Monday, December 19, 2011

The Paradox of Positive Thinking

Since I have been spending a fair amount of time in my first semester of med school combing the medical literature, my wife asked me to dig up some information on positive thinking in coping with illness. I was happy to oblige. Like most med students with a $30,000/year subscription to PubMed, I looked there first. I tried the keywords, "positive thinking cancer," thinking that might yield a large initial result. Nothing. Next, I tried "positive psychology." Still nothing. I checked my internet connection at that point, because not five minutes earlier I had entered the keyword "pigeon," and had 346 hits. My connection was fine, and so I tried every trick I knew to navigate the unimaginable hugeness of medical peer-reviewed literature.
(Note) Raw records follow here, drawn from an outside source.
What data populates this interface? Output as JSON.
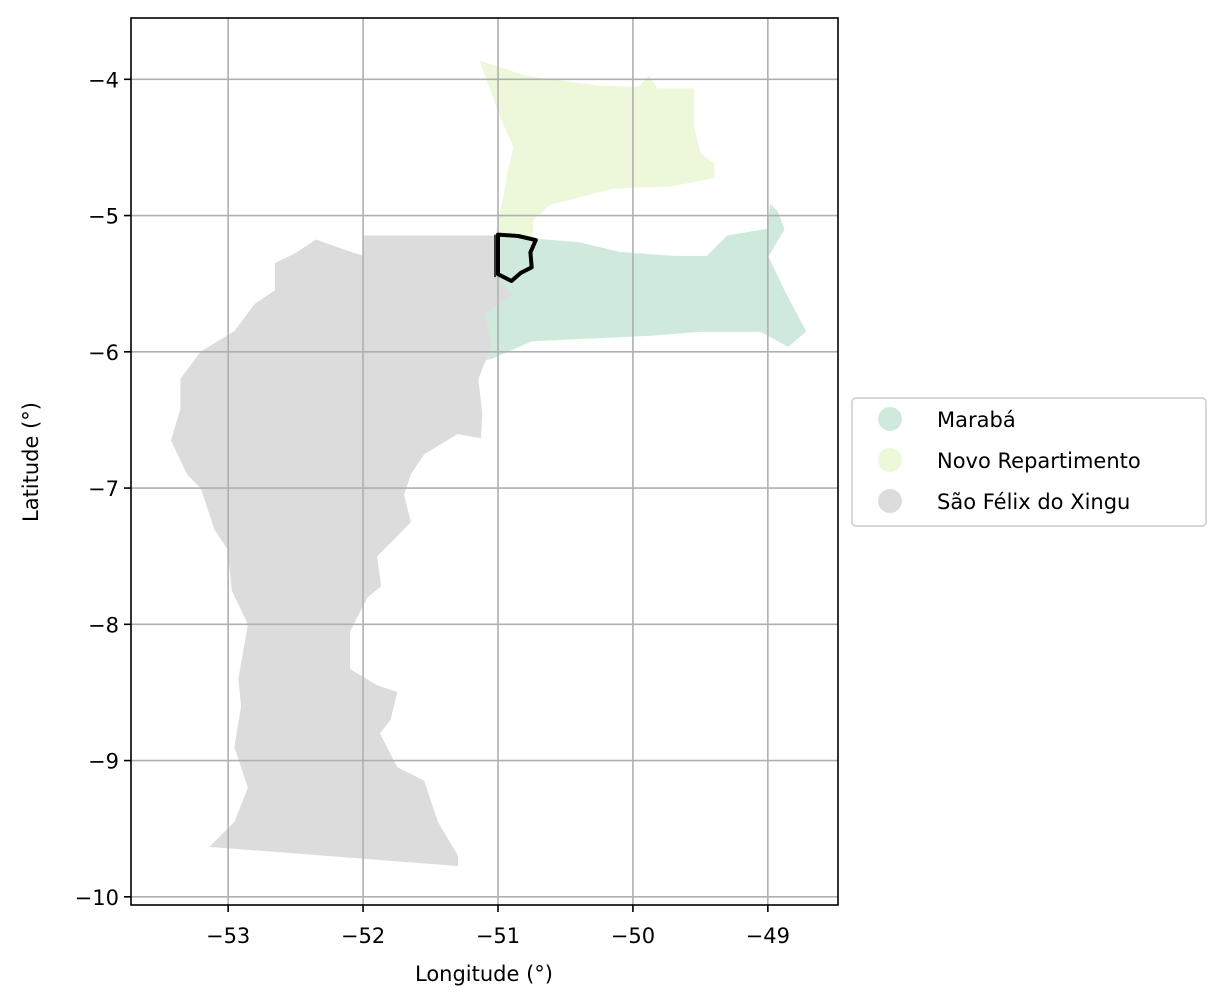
{
  "map": {
    "xlabel": "Longitude (°)",
    "ylabel": "Latitude (°)",
    "xlim": [
      -53.72,
      -48.48
    ],
    "ylim": [
      -10.06,
      -3.55
    ],
    "x_ticks": [
      -53,
      -52,
      -51,
      -50,
      -49
    ],
    "y_ticks": [
      -4,
      -5,
      -6,
      -7,
      -8,
      -9,
      -10
    ],
    "x_tick_labels": [
      "−53",
      "−52",
      "−51",
      "−50",
      "−49"
    ],
    "y_tick_labels": [
      "−4",
      "−5",
      "−6",
      "−7",
      "−8",
      "−9",
      "−10"
    ],
    "grid": true,
    "legend_position": "right-center",
    "legend": [
      {
        "label": "Marabá",
        "color": "#cfeadc"
      },
      {
        "label": "Novo Repartimento",
        "color": "#edf7da"
      },
      {
        "label": "São Félix do Xingu",
        "color": "#dcdcdc"
      }
    ],
    "regions": [
      {
        "name": "Novo Repartimento",
        "color": "#edf7da",
        "coords": [
          [
            -51.13,
            -3.87
          ],
          [
            -50.78,
            -3.98
          ],
          [
            -50.25,
            -4.05
          ],
          [
            -49.96,
            -4.06
          ],
          [
            -49.88,
            -3.98
          ],
          [
            -49.82,
            -4.07
          ],
          [
            -49.55,
            -4.07
          ],
          [
            -49.55,
            -4.35
          ],
          [
            -49.5,
            -4.55
          ],
          [
            -49.4,
            -4.62
          ],
          [
            -49.4,
            -4.72
          ],
          [
            -49.7,
            -4.78
          ],
          [
            -50.15,
            -4.8
          ],
          [
            -50.35,
            -4.85
          ],
          [
            -50.62,
            -4.92
          ],
          [
            -50.74,
            -5.03
          ],
          [
            -50.75,
            -5.17
          ],
          [
            -50.9,
            -5.23
          ],
          [
            -51.02,
            -5.22
          ],
          [
            -51.0,
            -5.05
          ],
          [
            -50.96,
            -4.88
          ],
          [
            -50.93,
            -4.7
          ],
          [
            -50.88,
            -4.5
          ],
          [
            -50.97,
            -4.3
          ]
        ]
      },
      {
        "name": "Marabá",
        "color": "#cfeadc",
        "coords": [
          [
            -51.02,
            -5.16
          ],
          [
            -50.75,
            -5.17
          ],
          [
            -50.4,
            -5.2
          ],
          [
            -50.1,
            -5.27
          ],
          [
            -49.7,
            -5.3
          ],
          [
            -49.45,
            -5.3
          ],
          [
            -49.3,
            -5.15
          ],
          [
            -49.0,
            -5.1
          ],
          [
            -48.98,
            -4.92
          ],
          [
            -48.93,
            -4.97
          ],
          [
            -48.88,
            -5.1
          ],
          [
            -49.0,
            -5.3
          ],
          [
            -48.88,
            -5.55
          ],
          [
            -48.8,
            -5.7
          ],
          [
            -48.72,
            -5.85
          ],
          [
            -48.85,
            -5.96
          ],
          [
            -49.05,
            -5.85
          ],
          [
            -49.5,
            -5.85
          ],
          [
            -49.9,
            -5.88
          ],
          [
            -50.35,
            -5.9
          ],
          [
            -50.75,
            -5.92
          ],
          [
            -51.05,
            -6.05
          ],
          [
            -51.25,
            -6.08
          ],
          [
            -51.4,
            -6.0
          ],
          [
            -51.3,
            -5.9
          ],
          [
            -51.05,
            -5.6
          ],
          [
            -51.02,
            -5.5
          ]
        ]
      },
      {
        "name": "São Félix do Xingu",
        "color": "#dcdcdc",
        "coords": [
          [
            -52.0,
            -5.15
          ],
          [
            -51.0,
            -5.15
          ],
          [
            -51.02,
            -5.45
          ],
          [
            -50.9,
            -5.58
          ],
          [
            -51.1,
            -5.72
          ],
          [
            -51.05,
            -5.95
          ],
          [
            -51.15,
            -6.2
          ],
          [
            -51.12,
            -6.45
          ],
          [
            -51.13,
            -6.63
          ],
          [
            -51.3,
            -6.6
          ],
          [
            -51.55,
            -6.75
          ],
          [
            -51.65,
            -6.9
          ],
          [
            -51.7,
            -7.05
          ],
          [
            -51.65,
            -7.25
          ],
          [
            -51.9,
            -7.5
          ],
          [
            -51.87,
            -7.72
          ],
          [
            -51.97,
            -7.8
          ],
          [
            -52.1,
            -8.05
          ],
          [
            -52.1,
            -8.33
          ],
          [
            -51.9,
            -8.45
          ],
          [
            -51.75,
            -8.5
          ],
          [
            -51.8,
            -8.7
          ],
          [
            -51.88,
            -8.8
          ],
          [
            -51.75,
            -9.05
          ],
          [
            -51.55,
            -9.15
          ],
          [
            -51.45,
            -9.45
          ],
          [
            -51.3,
            -9.7
          ],
          [
            -51.3,
            -9.77
          ],
          [
            -53.13,
            -9.63
          ],
          [
            -52.95,
            -9.45
          ],
          [
            -52.85,
            -9.2
          ],
          [
            -52.95,
            -8.9
          ],
          [
            -52.9,
            -8.6
          ],
          [
            -52.92,
            -8.4
          ],
          [
            -52.85,
            -8.0
          ],
          [
            -52.97,
            -7.75
          ],
          [
            -53.0,
            -7.45
          ],
          [
            -53.1,
            -7.3
          ],
          [
            -53.2,
            -7.0
          ],
          [
            -53.3,
            -6.9
          ],
          [
            -53.42,
            -6.65
          ],
          [
            -53.35,
            -6.42
          ],
          [
            -53.35,
            -6.2
          ],
          [
            -53.2,
            -6.0
          ],
          [
            -52.95,
            -5.85
          ],
          [
            -52.8,
            -5.65
          ],
          [
            -52.65,
            -5.55
          ],
          [
            -52.65,
            -5.35
          ],
          [
            -52.5,
            -5.28
          ],
          [
            -52.35,
            -5.18
          ],
          [
            -52.15,
            -5.25
          ],
          [
            -52.0,
            -5.3
          ]
        ]
      }
    ],
    "outline": {
      "coords": [
        [
          -51.0,
          -5.14
        ],
        [
          -50.85,
          -5.15
        ],
        [
          -50.72,
          -5.18
        ],
        [
          -50.76,
          -5.27
        ],
        [
          -50.75,
          -5.38
        ],
        [
          -50.83,
          -5.42
        ],
        [
          -50.9,
          -5.48
        ],
        [
          -51.0,
          -5.43
        ]
      ],
      "color": "#000000"
    }
  }
}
Finding nothing, I switched over to PsychInfo, the go-to database for peer-reviewed journals during my music therapy graduate studies. There I found a few articles, none of which demonstrated any clinically significant benefit to positive thinking. I found it interesting that no one had thought to include these on the PubMed database, where plenty of other non-biomedical topics are well-represented. Then I came across this article on my Twitter feed by Dr. Kevin Pho, MD (@KevinMD):

http://www.kevinmd.com/blog/2011/06/positive-thinking-affects-patients-illnesses.html

I always thought that my own grouchiness in the face of adversity was a flaw, but according to the scientific literature, perhaps not. Each person is uniquely equipped to cope with difficulties, and there is no reason to deem one coping strategy better than another.